Seemingly with all the varieties of plants and their roots, obviously it is difficult to let a single species to suffice as a model for all. However, one tissue specialization that occurs in the early stages of root development in what Gregory describes as “lateral root growth” involves emergent specialized tissue growth of “epidermal cell layers” on the “main root axis” which functions as expressions for a response to sucrose transporter (320). Collectively cortex, hypodermis, and epidermis form a “tight seal” thereby holding the root to the integrity of its core axis (Gregory 320). In addition to providing the stems and leaves with nutrients, and in conjunction with the metabolism process of photosynthesis, specialized tissues in roots known as a mass of “adventitious roots,” root cap cell periphery, and tissue cells called “Columella” with their amyloplasts can detect the gravity. Who knew? These specialized tissue cells then, respond to light and are responsive to soil particle pressure – as Columella cell push their way to the root cap all the unique peripheral tissue-laden cells coordinate their functions with the aid of mucigel, according to the same aforementioned source.
Mucigel, in turn, performs a plethora of functions. Mucigel helps protect the root and assists information of essential “sugars, organic acids, vitamins, enzymes, and amino acids” which actually a sort of hydrated “polysaccharide” in the dictyosomes. Specialized inhibitors in certain plant roots help the roots to refrain competing plant root growth. Root tissues are extremely and highly complex. The biochemical and genetic foundation of functionality is amazing. Given the sections of tissues, some key areas at, or near the tip, include the Quiescent Center region that organizes growth patterns, and the Subapical Region tissue which has three sub-divisions which regulate plant metabolism in terms of length, differentiation, root hairs, and water uptake and “nutrient absorption.” However it is important to keep in mind that there are immense differences from plant type, as for example the cactus maintains photosynthesis with their numerous hairs and stomata and feature specializations that sometimes may not reduce the rate of transpiration in order to reduce light intensity in the particular dry desert environment. The variations seem endless as scientists are discovering new wonders every day.

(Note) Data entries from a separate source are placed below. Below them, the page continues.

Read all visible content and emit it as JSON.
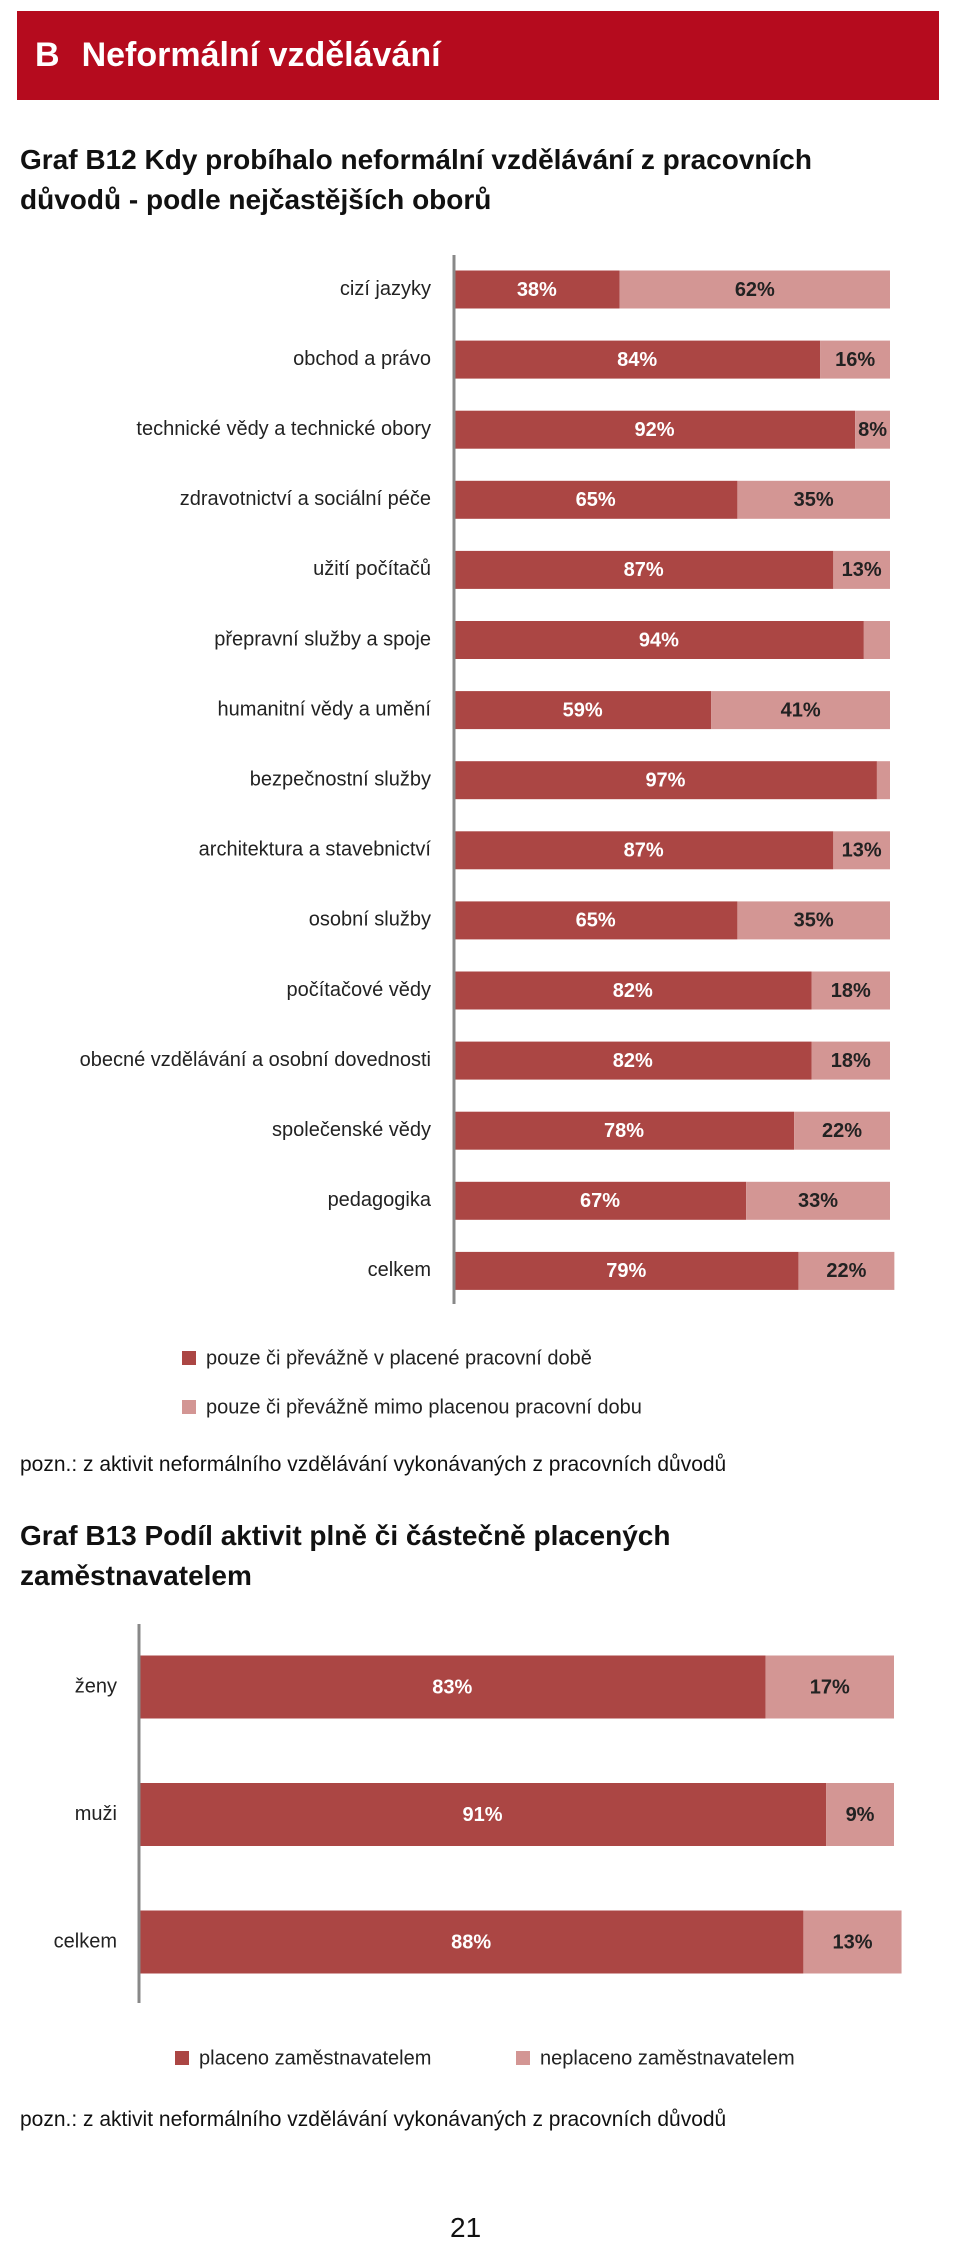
{
  "header": {
    "letter": "B",
    "title": "Neformální vzdělávání"
  },
  "chart_data": [
    {
      "type": "bar",
      "orientation": "horizontal",
      "stacked": true,
      "title": "Graf B12 Kdy probíhalo neformální vzdělávání z pracovních důvodů - podle nejčastějších oborů",
      "categories": [
        "cizí jazyky",
        "obchod a právo",
        "technické vědy a technické obory",
        "zdravotnictví a sociální péče",
        "užití počítačů",
        "přepravní služby a spoje",
        "humanitní vědy a umění",
        "bezpečnostní služby",
        "architektura a stavebnictví",
        "osobní služby",
        "počítačové vědy",
        "obecné vzdělávání a osobní dovednosti",
        "společenské vědy",
        "pedagogika",
        "celkem"
      ],
      "series": [
        {
          "name": "pouze či převážně v placené pracovní době",
          "color": "#ab4644",
          "values": [
            38,
            84,
            92,
            65,
            87,
            94,
            59,
            97,
            87,
            65,
            82,
            82,
            78,
            67,
            79
          ],
          "value_labels": [
            "38%",
            "84%",
            "92%",
            "65%",
            "87%",
            "94%",
            "59%",
            "97%",
            "87%",
            "65%",
            "82%",
            "82%",
            "78%",
            "67%",
            "79%"
          ]
        },
        {
          "name": "pouze či převážně mimo placenou pracovní dobu",
          "color": "#d39694",
          "values": [
            62,
            16,
            8,
            35,
            13,
            6,
            41,
            3,
            13,
            35,
            18,
            18,
            22,
            33,
            22
          ],
          "value_labels": [
            "62%",
            "16%",
            "8%",
            "35%",
            "13%",
            null,
            "41%",
            null,
            "13%",
            "35%",
            "18%",
            "18%",
            "22%",
            "33%",
            "22%"
          ]
        }
      ],
      "xlim": [
        0,
        100
      ],
      "legend": "bottom",
      "note": "pozn.: z aktivit neformálního vzdělávání vykonávaných z pracovních důvodů"
    },
    {
      "type": "bar",
      "orientation": "horizontal",
      "stacked": true,
      "title": "Graf B13 Podíl aktivit plně či částečně placených zaměstnavatelem",
      "categories": [
        "ženy",
        "muži",
        "celkem"
      ],
      "series": [
        {
          "name": "placeno zaměstnavatelem",
          "color": "#ab4644",
          "values": [
            83,
            91,
            88
          ],
          "value_labels": [
            "83%",
            "91%",
            "88%"
          ]
        },
        {
          "name": "neplaceno zaměstnavatelem",
          "color": "#d39694",
          "values": [
            17,
            9,
            13
          ],
          "value_labels": [
            "17%",
            "9%",
            "13%"
          ]
        }
      ],
      "xlim": [
        0,
        100
      ],
      "legend": "bottom",
      "note": "pozn.: z aktivit neformálního vzdělávání vykonávaných z pracovních důvodů"
    }
  ],
  "page_number": "21"
}
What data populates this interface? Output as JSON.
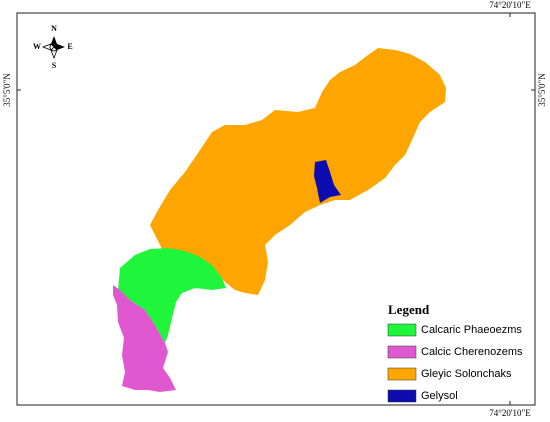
{
  "map": {
    "coordinates": {
      "top": "74°20'10\"E",
      "bottom": "74°20'10\"E",
      "left": "35°5'0\"N",
      "right": "35°5'0\"N"
    },
    "compass": {
      "north": "N",
      "south": "S",
      "east": "E",
      "west": "W"
    },
    "legend": {
      "title": "Legend",
      "items": [
        {
          "label": "Calcaric Phaeoezms",
          "color": "#1ff53a"
        },
        {
          "label": "Calcic Cherenozems",
          "color": "#df58d0"
        },
        {
          "label": "Gleyic Solonchaks",
          "color": "#ffa500"
        },
        {
          "label": "Gelysol",
          "color": "#0c0cb0"
        }
      ]
    }
  }
}
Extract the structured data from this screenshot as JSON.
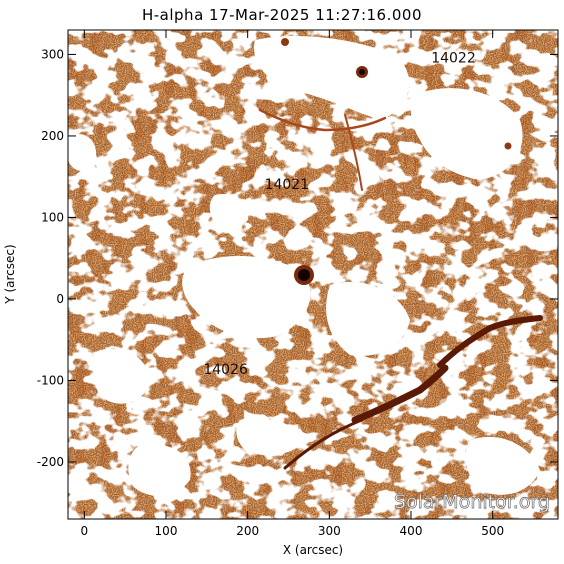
{
  "title": "H-alpha 17-Mar-2025 11:27:16.000",
  "axes": {
    "x_label": "X (arcsec)",
    "y_label": "Y (arcsec)",
    "x_ticks": [
      "0",
      "100",
      "200",
      "300",
      "400",
      "500"
    ],
    "y_ticks": [
      "300",
      "200",
      "100",
      "0",
      "-100",
      "-200"
    ]
  },
  "regions": [
    {
      "label": "14022",
      "x": 452,
      "y": 290
    },
    {
      "label": "14021",
      "x": 248,
      "y": 135
    },
    {
      "label": "14026",
      "x": 173,
      "y": -92
    }
  ],
  "watermark": "SolarMonitor.org",
  "colors": {
    "background": "#ffffff",
    "image_base": "#e08a45",
    "image_dark": "#5a1a06",
    "white_patches": "#ffffff"
  }
}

One might say that getting down to the nitty-gritty of a genetic discussion about plant root metabolism is truly where the real action is. For example, authors Emons and Ketelaar point out the intricacy of a root's hair system as informing that “root hairs stand out from the root body, extending the surface area of the root to facilitate anchoring in the soil and absorption of ions and water” (1). When you really consider the vitality of roots by-and-large in terms of their role and function in plant metabolism, it is no wonder that the health of people and food supply worldwide are so critically connected to the process. In fact, as commonly known, plants hold a vital key to the oxygen supply.
Emons, Anne Mie C., and Tijs Ketelaar. Root hairs. Springer, 2009.
Gregory, P. J. Plant roots: Growth, activity, and interaction with soils. Blackwell Pub., 2006. “Plant Roots.” facweb.furman. Furman University, 2013. Web. 2 July 2013.